Blue Ridge Bankshares announced that the Office of the Comptroller of the Currency has terminated the Consent Order that had been in effect since January 24, 2024. The order had imposed a leverage ratio of 10% and a total capital ratio of 13%, higher than the well‑capitalized benchmark, and required the bank to strengthen controls over third‑party relationships, Bank Secrecy Act (BSA)/Anti‑Money Laundering (AML) procedures, and information technology risk management.
The Consent Order was issued after the OCC identified systemic weaknesses in Blue Ridge’s BSA/AML program, including inadequate independent testing, insufficient staffing, and control failures linked to fintech third‑party partners. To satisfy the order, the bank increased its capital buffers, implemented a comprehensive remediation plan, and overhauled its risk‑management framework. Management reported that the bank’s leverage ratio now stands at 10.2% and its total capital ratio at 13.5%, comfortably above the thresholds set by the OCC.
CEO G. William Beale said the relief is a testament to the team’s hard work and expertise. He noted that the bank’s focus on community banking has driven the decision to exit its fintech BaaS and mortgage‑banking divisions, allowing it to concentrate resources on deposit growth and local lending. The termination removes regulatory constraints that previously limited the bank’s ability to expand deposit and loan portfolios, thereby enhancing operational flexibility.
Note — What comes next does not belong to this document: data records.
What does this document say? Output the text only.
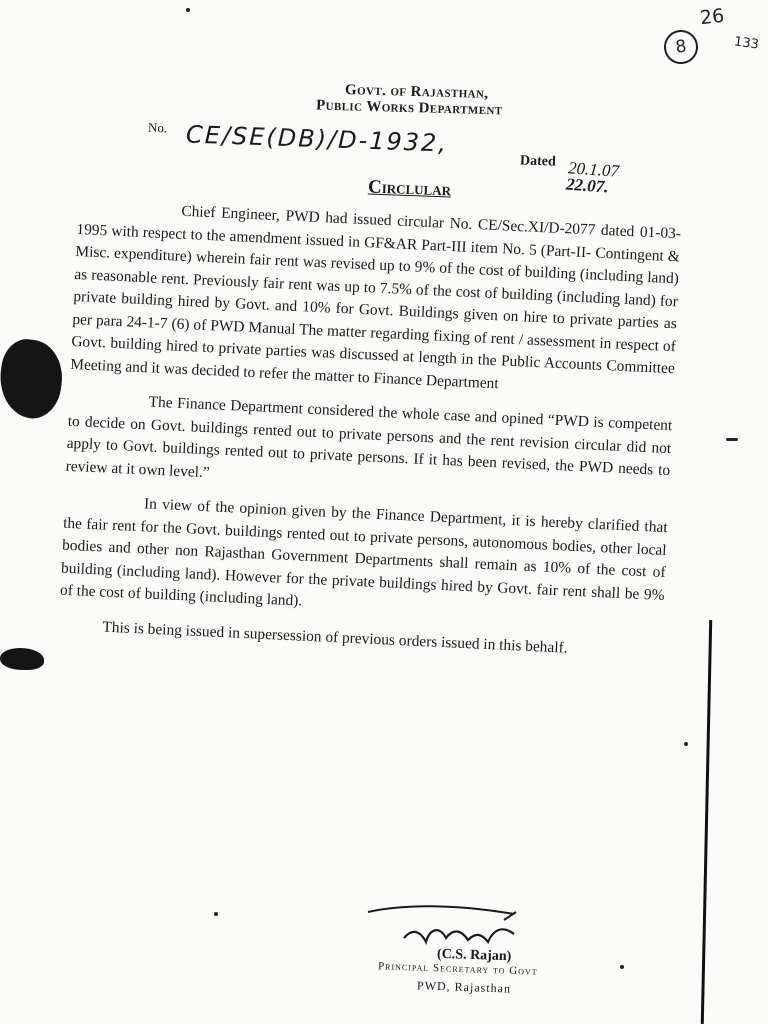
26
8	133
Govt. of Rajasthan,
Public Works Department
No. CE/SE(DB)/D-1932,
Dated 20.1.07
22.07.
Circlular

Chief Engineer, PWD had issued circular No. CE/Sec.XI/D-2077 dated 01-03-1995 with respect to the amendment issued in GF&AR Part-III item No. 5 (Part-II- Contingent & Misc. expenditure) wherein fair rent was revised up to 9% of the cost of building (including land) as reasonable rent. Previously fair rent was up to 7.5% of the cost of building (including land) for private building hired by Govt. and 10% for Govt. Buildings given on hire to private parties as per para 24-1-7 (6) of PWD Manual The matter regarding fixing of rent / assessment in respect of Govt. building hired to private parties was discussed at length in the Public Accounts Committee Meeting and it was decided to refer the matter to Finance Department

The Finance Department considered the whole case and opined “PWD is competent to decide on Govt. buildings rented out to private persons and the rent revision circular did not apply to Govt. buildings rented out to private persons. If it has been revised, the PWD needs to review at it own level.”

In view of the opinion given by the Finance Department, it is hereby clarified that the fair rent for the Govt. buildings rented out to private persons, autonomous bodies, other local bodies and other non Rajasthan Government Departments shall remain as 10% of the cost of building (including land). However for the private buildings hired by Govt. fair rent shall be 9% of the cost of building (including land).

This is being issued in supersession of previous orders issued in this behalf.

(C.S. Rajan)
Principal Secretary to Govt
PWD, Rajasthan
In addition to the regulatory relief, Blue Ridge announced a special cash dividend of $0.25 per share payable on November 21, 2025, and a $15 million share‑repurchase program. These actions signal confidence in the bank’s cash‑flow position and provide shareholders with additional value while the bank continues to invest in its core community‑banking operations.
The market has shown positive momentum in the six months leading up to the announcement, reflecting investor optimism about the bank’s strategic shift and regulatory progress. While some analysts remain cautious about the bank’s profitability trajectory, the termination of the Consent Order removes a significant compliance burden and positions Blue Ridge to pursue growth opportunities in its key markets.